日本国第5条 皇室典範の定めるところにより摂政を置くときは、摂政は、天皇の名でその国事に関する行為を行ふ。この場合には、前条第一項の規定を準用する。
日本国第6条 天皇は、国会の指名に基いて、内閣総理大臣を任命する。
2 天皇は、内閣の指名に基いて、最高裁判所の長たる裁判官を任命する。
日本国第7条 天皇は、内閣の助言と承認により、国民のために、左の国事に関する行為を行ふ。
1.憲法改正、法律、政令及び条約を公布すること。
2.国会を召集すること。
3.衆議院を解散すること。
4.国会議員の総選挙の施行を公示すること。
5.国務大臣及び法律の定めるその他の官吏の任免並びに全権委任状及び大使及び公使の信任状を認証すること。
6.大赦、特赦、減刑、刑の執行の免除及び復権を認証すること。
7.栄典を授与すること。
8.批准書及び法律の定めるその他の外交文書を認証すること。
9.外国の大使及び公使を接受すること。
10.儀式を行ふこと。
この7条では「認証」と言う文言が出てくる。辞典で調べると「認証」とは「一定の行為や文書の作成が正当な手続きによってなされたことを、定められた公の機関が証明すること」とされている。
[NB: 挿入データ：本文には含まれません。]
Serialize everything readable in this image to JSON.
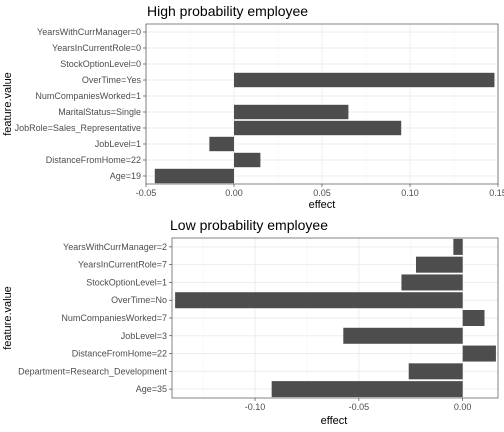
{
  "chart_data": [
    {
      "type": "bar",
      "orientation": "horizontal",
      "title": "High probability employee",
      "xlabel": "effect",
      "ylabel": "feature.value",
      "xlim": [
        -0.05,
        0.15
      ],
      "xticks": [
        -0.05,
        0.0,
        0.05,
        0.1,
        0.15
      ],
      "xtick_labels": [
        "-0.05",
        "0.00",
        "0.05",
        "0.10",
        "0.15"
      ],
      "grid": true,
      "categories": [
        "YearsWithCurrManager=0",
        "YearsInCurrentRole=0",
        "StockOptionLevel=0",
        "OverTime=Yes",
        "NumCompaniesWorked=1",
        "MaritalStatus=Single",
        "JobRole=Sales_Representative",
        "JobLevel=1",
        "DistanceFromHome=22",
        "Age=19"
      ],
      "values": [
        0.0,
        0.0,
        0.0,
        0.148,
        0.0,
        0.065,
        0.095,
        -0.014,
        0.015,
        -0.045
      ],
      "bar_color": "#4d4d4d"
    },
    {
      "type": "bar",
      "orientation": "horizontal",
      "title": "Low probability employee",
      "xlabel": "effect",
      "ylabel": "feature.value",
      "xlim": [
        -0.14,
        0.017
      ],
      "xticks": [
        -0.1,
        -0.05,
        0.0
      ],
      "xtick_labels": [
        "-0.10",
        "-0.05",
        "0.00"
      ],
      "grid": true,
      "categories": [
        "YearsWithCurrManager=2",
        "YearsInCurrentRole=7",
        "StockOptionLevel=1",
        "OverTime=No",
        "NumCompaniesWorked=7",
        "JobLevel=3",
        "DistanceFromHome=22",
        "Department=Research_Development",
        "Age=35"
      ],
      "values": [
        -0.0045,
        -0.0225,
        -0.0295,
        -0.1385,
        0.0105,
        -0.0575,
        0.016,
        -0.026,
        -0.092
      ],
      "bar_color": "#4d4d4d"
    }
  ]
}
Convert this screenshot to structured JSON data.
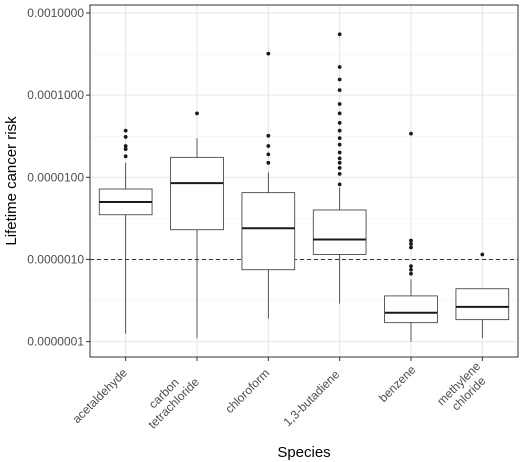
{
  "chart_data": {
    "type": "boxplot",
    "xlabel": "Species",
    "ylabel": "Lifetime cancer risk",
    "y_scale": "log10",
    "ylim": [
      6.5e-08,
      0.00125
    ],
    "y_ticks": [
      1e-07,
      1e-06,
      1e-05,
      0.0001,
      0.001
    ],
    "y_tick_labels": [
      "0.0000001",
      "0.0000010",
      "0.0000100",
      "0.0001000",
      "0.0010000"
    ],
    "reference_line": 1e-06,
    "reference_line_style": "dashed",
    "grid": true,
    "categories": [
      [
        "acetaldehyde"
      ],
      [
        "carbon",
        "tetrachloride"
      ],
      [
        "chloroform"
      ],
      [
        "1,3-butadiene"
      ],
      [
        "benzene"
      ],
      [
        "methylene",
        "chloride"
      ]
    ],
    "boxes": [
      {
        "min": 1.25e-07,
        "q1": 3.5e-06,
        "median": 5e-06,
        "q3": 7.2e-06,
        "max": 1.5e-05,
        "outliers": [
          1.8e-05,
          2.2e-05,
          2.4e-05,
          3.1e-05,
          3.7e-05
        ]
      },
      {
        "min": 1.1e-07,
        "q1": 2.3e-06,
        "median": 8.5e-06,
        "q3": 1.75e-05,
        "max": 3e-05,
        "outliers": [
          6e-05
        ]
      },
      {
        "min": 1.9e-07,
        "q1": 7.5e-07,
        "median": 2.4e-06,
        "q3": 6.5e-06,
        "max": 1.15e-05,
        "outliers": [
          1.5e-05,
          1.9e-05,
          2.4e-05,
          3.2e-05,
          0.00032
        ]
      },
      {
        "min": 2.9e-07,
        "q1": 1.15e-06,
        "median": 1.75e-06,
        "q3": 4e-06,
        "max": 7.5e-06,
        "outliers": [
          8.2e-06,
          1.1e-05,
          1.3e-05,
          1.5e-05,
          1.7e-05,
          2e-05,
          2.5e-05,
          3e-05,
          3.7e-05,
          4.6e-05,
          6e-05,
          7.8e-05,
          0.000115,
          0.000155,
          0.00022,
          0.00055
        ]
      },
      {
        "min": 1e-07,
        "q1": 1.7e-07,
        "median": 2.25e-07,
        "q3": 3.6e-07,
        "max": 5.7e-07,
        "outliers": [
          6.7e-07,
          7.5e-07,
          8.3e-07,
          1.4e-06,
          1.55e-06,
          1.7e-06,
          3.4e-05
        ]
      },
      {
        "min": 1.1e-07,
        "q1": 1.85e-07,
        "median": 2.65e-07,
        "q3": 4.4e-07,
        "max": 4.4e-07,
        "outliers": [
          1.15e-06
        ]
      }
    ]
  }
}
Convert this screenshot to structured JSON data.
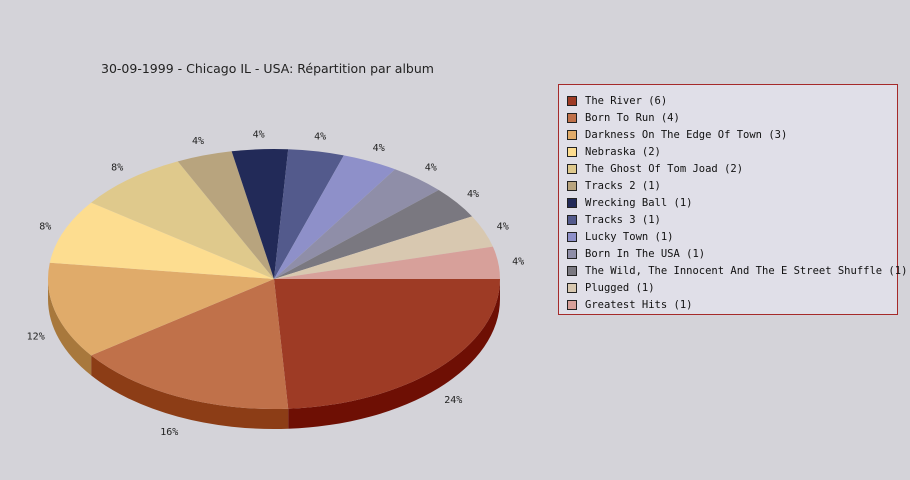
{
  "chart_data": {
    "type": "pie",
    "title": "30-09-1999 - Chicago IL - USA:  Répartition par album",
    "slices": [
      {
        "label": "The River (6)",
        "value": 6,
        "percent_label": "24%",
        "color": "#9e3b25",
        "side_color": "#6e0f04"
      },
      {
        "label": "Born To Run (4)",
        "value": 4,
        "percent_label": "16%",
        "color": "#c0714a",
        "side_color": "#8c3d16"
      },
      {
        "label": "Darkness On The Edge Of Town (3)",
        "value": 3,
        "percent_label": "12%",
        "color": "#e0ab6a",
        "side_color": "#a8783c"
      },
      {
        "label": "Nebraska (2)",
        "value": 2,
        "percent_label": "8%",
        "color": "#fddd90",
        "side_color": "#c4a45a"
      },
      {
        "label": "The Ghost Of Tom Joad (2)",
        "value": 2,
        "percent_label": "8%",
        "color": "#dfc98c",
        "side_color": "#a8955a"
      },
      {
        "label": "Tracks 2 (1)",
        "value": 1,
        "percent_label": "4%",
        "color": "#b8a47e",
        "side_color": "#86744e"
      },
      {
        "label": "Wrecking Ball (1)",
        "value": 1,
        "percent_label": "4%",
        "color": "#222a58",
        "side_color": "#10163a"
      },
      {
        "label": "Tracks 3 (1)",
        "value": 1,
        "percent_label": "4%",
        "color": "#535a8c",
        "side_color": "#30365e"
      },
      {
        "label": "Lucky Town (1)",
        "value": 1,
        "percent_label": "4%",
        "color": "#8e90c9",
        "side_color": "#5e6094"
      },
      {
        "label": "Born In The USA (1)",
        "value": 1,
        "percent_label": "4%",
        "color": "#8f8ea8",
        "side_color": "#62617a"
      },
      {
        "label": "The Wild, The Innocent And The E Street Shuffle (1)",
        "value": 1,
        "percent_label": "4%",
        "color": "#7a7880",
        "side_color": "#4e4c54"
      },
      {
        "label": "Plugged (1)",
        "value": 1,
        "percent_label": "4%",
        "color": "#d8c8b0",
        "side_color": "#a8987e"
      },
      {
        "label": "Greatest Hits (1)",
        "value": 1,
        "percent_label": "4%",
        "color": "#d7a09a",
        "side_color": "#a8706a"
      }
    ],
    "legend_position": "right"
  }
}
この文言からすれば、天皇は、「数種の政治的事項を証明すべき公の意思決定やその執行のために設けられた者である」と言うことになる。
法律は、一般人の常識的解釈で理解できるもので無ければならないと言う前提にたてば、憲法に限らず全ての日本の法律の条文に対する作文の知劣さや条文間の矛盾が目立つ。私には、日本国憲法の「天皇」に関する条文は、日本語の語句の真の「意味」を良く理解して無い、まるで外国人の作文の苦し紛れの翻訳文としか認められられ無い。
第7条の前段からすれば、象徴としての天皇は「天皇は、内閣の助言と承認により、国民のために、左の国事に関する行為を行ふ」とされていることから、内閣が「天皇の意思決定」に助言を与え、認められた上で、天皇がこの条項の以下の各号を行い得るのだと私なら解釈する。大体、法律に様々な解釈論があること自体、現在の法律の限界がある。 「認証」をしてもらうのだから、天皇に正誤や価値の判断を委ねている筈が、何故、内閣がその判断に一々チョッカイを出すようになっているのか?『日本語の文章』としては全く不可解な文言となっているのだ。敗戦下で編まれた憲法の成文には様々な紆余曲折があったことは言うまでも無いが、国の基本法の解釈が紛々するようでは憲法の国の基本法としての権威は薄まってしまうのだ。国民主権にあっての象徴天皇の存在理由の意味付けが当時の状況下での政策的要因からの曖昧さを受け入れざるを得無かったものとなってしまっているのだろう。
存外、法律などと言うものは『社会の中での人間の行動原理を明文化するもの』と考えている。であれば、法律は、人としての『あり方』を如何見るかと言う普遍の哲学的結論の基に作られなければならない。
人と言う生き物が如何生きれば良いかと言う思索をすること無しに、その場限りの都合で解釈が変わり、改正し、新法を作らなければならない現法の軽さには全く落胆する。
憲法判断では、もう一つの大問題がある。それは違憲裁判である。『きわめて政治的判断に属し、司法の判断に馴染ま無い』などとの論旨をたて、最高裁判所は屡く憲法判断を避けるが、このような司法の対応は全く憲法第81条で定められた司法の義務を無視する蛮行なのである。きわめて政治的なものこそ司法のチェクが必要だからこそ、違憲審査権が与えられているのであるのだ。こんな敵前逃亡の裁判官は即刻首にしなければならないのだ。
日本国第8条 皇室に財産を譲り渡し、又は皇室が、財産を譲り受け、若しくは賜与することは、国会の議決に基かなければならない。